St. Francis of Assisi, dressed in deacon’s vestments, (it is told that out of humility he never attempted to become a priest) sang the Gospel. Then he preached a delightful sermon to the people. It is recorded that after the Mass, St. Francis went to the crib and stretched out his arms as though the Holy Child was there, and brought into being by the intensity of his devotion, the Babe appeared and the empty manger filled with the radiance of the newborn King.
St. Francis' idea of bringing Bethlehem into the towns quickly spread all over the Christian world, and soon there were Christmas cribs in many churches and homes.
The Moravian Germans brought this custom to the United States. They called it Putz. The oldest known picture is a “Nativity scene” dating from about 380 that was a wall decoration in a Christian family’s burial chamber, discovered in the Roman catacombs of St. Sebastian in 1877.
The first Christmas tree was brought to Prague in 1812 by the Estates Theater Director, Karl Liebich.
On Christmas Eve he invited the company to his villa on the top of Čertův hill in Libeň, where at midnight, to the sounds of Christmas music, he showed to the guests, as a surprise, a decorated fir with burning candles and gifts hanging on it. The following Christmas a fir graced many of the Prague apartments and salons.
At this year's Christmas markets on the Peace Square, Czech civic associations will be present and will occupy three stands. Organizations like The Way Home, The Association for Helping Children with Disabilities, Shamanka, The Nepalis, Impuls are just some among many. The Prague people may by buying their products to support a good cause and help those who have not had much luck in their lives, at least not as much as others.
What you can see
The visitors may visit 20 typical Christmas stalls with assortment such as the:
- old Czech trdelník
- homemade Christmas cookies
- dried fruits
- cheese specialties
- British and Balkan delicacies
- Christmas decorations
- retro toys
- small gift items
And all this is possible while enjoying the smell of or tasting delicious food and mulled wine, not to mention the Christmas punch! The Christmas markets on Tyl's Square begin on 2 December and last until Christmas Eve.

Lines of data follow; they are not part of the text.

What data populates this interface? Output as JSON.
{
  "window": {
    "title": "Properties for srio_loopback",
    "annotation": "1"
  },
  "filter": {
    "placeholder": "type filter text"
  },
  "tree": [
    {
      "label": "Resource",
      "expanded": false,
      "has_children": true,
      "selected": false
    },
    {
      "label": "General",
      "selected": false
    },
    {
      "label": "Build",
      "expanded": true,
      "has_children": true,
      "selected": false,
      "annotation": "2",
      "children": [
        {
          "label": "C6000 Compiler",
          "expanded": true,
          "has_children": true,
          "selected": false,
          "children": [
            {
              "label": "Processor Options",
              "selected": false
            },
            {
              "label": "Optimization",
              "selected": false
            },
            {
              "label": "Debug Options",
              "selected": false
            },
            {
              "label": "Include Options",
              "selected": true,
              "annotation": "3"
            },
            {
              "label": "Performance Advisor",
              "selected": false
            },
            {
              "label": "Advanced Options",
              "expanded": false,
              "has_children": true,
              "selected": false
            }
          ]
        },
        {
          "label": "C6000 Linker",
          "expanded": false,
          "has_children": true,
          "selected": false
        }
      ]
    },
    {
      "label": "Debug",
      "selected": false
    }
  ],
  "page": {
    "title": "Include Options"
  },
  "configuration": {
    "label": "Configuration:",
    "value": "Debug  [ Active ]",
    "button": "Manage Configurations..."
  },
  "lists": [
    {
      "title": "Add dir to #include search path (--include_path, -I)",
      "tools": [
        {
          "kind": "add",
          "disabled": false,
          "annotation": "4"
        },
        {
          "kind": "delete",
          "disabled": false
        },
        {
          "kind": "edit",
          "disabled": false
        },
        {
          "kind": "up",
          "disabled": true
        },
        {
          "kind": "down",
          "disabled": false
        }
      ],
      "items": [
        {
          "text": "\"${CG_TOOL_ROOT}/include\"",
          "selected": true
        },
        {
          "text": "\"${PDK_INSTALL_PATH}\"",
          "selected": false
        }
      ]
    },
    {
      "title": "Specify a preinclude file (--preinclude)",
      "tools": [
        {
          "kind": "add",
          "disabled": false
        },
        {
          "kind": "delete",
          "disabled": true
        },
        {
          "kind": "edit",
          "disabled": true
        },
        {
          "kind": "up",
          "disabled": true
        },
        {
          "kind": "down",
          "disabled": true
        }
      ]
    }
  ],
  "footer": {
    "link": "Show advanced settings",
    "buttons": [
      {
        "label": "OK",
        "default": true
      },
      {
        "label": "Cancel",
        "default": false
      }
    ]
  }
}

Activities For Children at the Christmas Markets
Children will naturally find the lights and the general ambiance of the Christmas Markets a great delight, but there are also some activities solely for them.
Next to the Bethlehem scene and the animals stable (described above) is a long wooden cabin where a kids' workshop runs inside. Children can participate in making Christmas decorations and watch puppet theater (shows are in Czech, but are still entertaining for visitors).
- Bethlehem scene and animals - Old Town Square: Daily 10:00 - 22:00.
- Children's Wooden Cabin - Old Town Square: Monday - Friday 15:00 - 19:00. Saturday - Sunday 10:00 - 19:00. (Except: 24 of Dec. 10:00 - 15:00. 25-26 of Dec. 12:00 - 19:00.)
- Puppet Theater - Old Town Square: Monday - Friday at 17:00. Saturday - Sunday 15:00 & 17:00. (Except 24 of Dec. 14:00. 25-26 of Dec. 17:00.)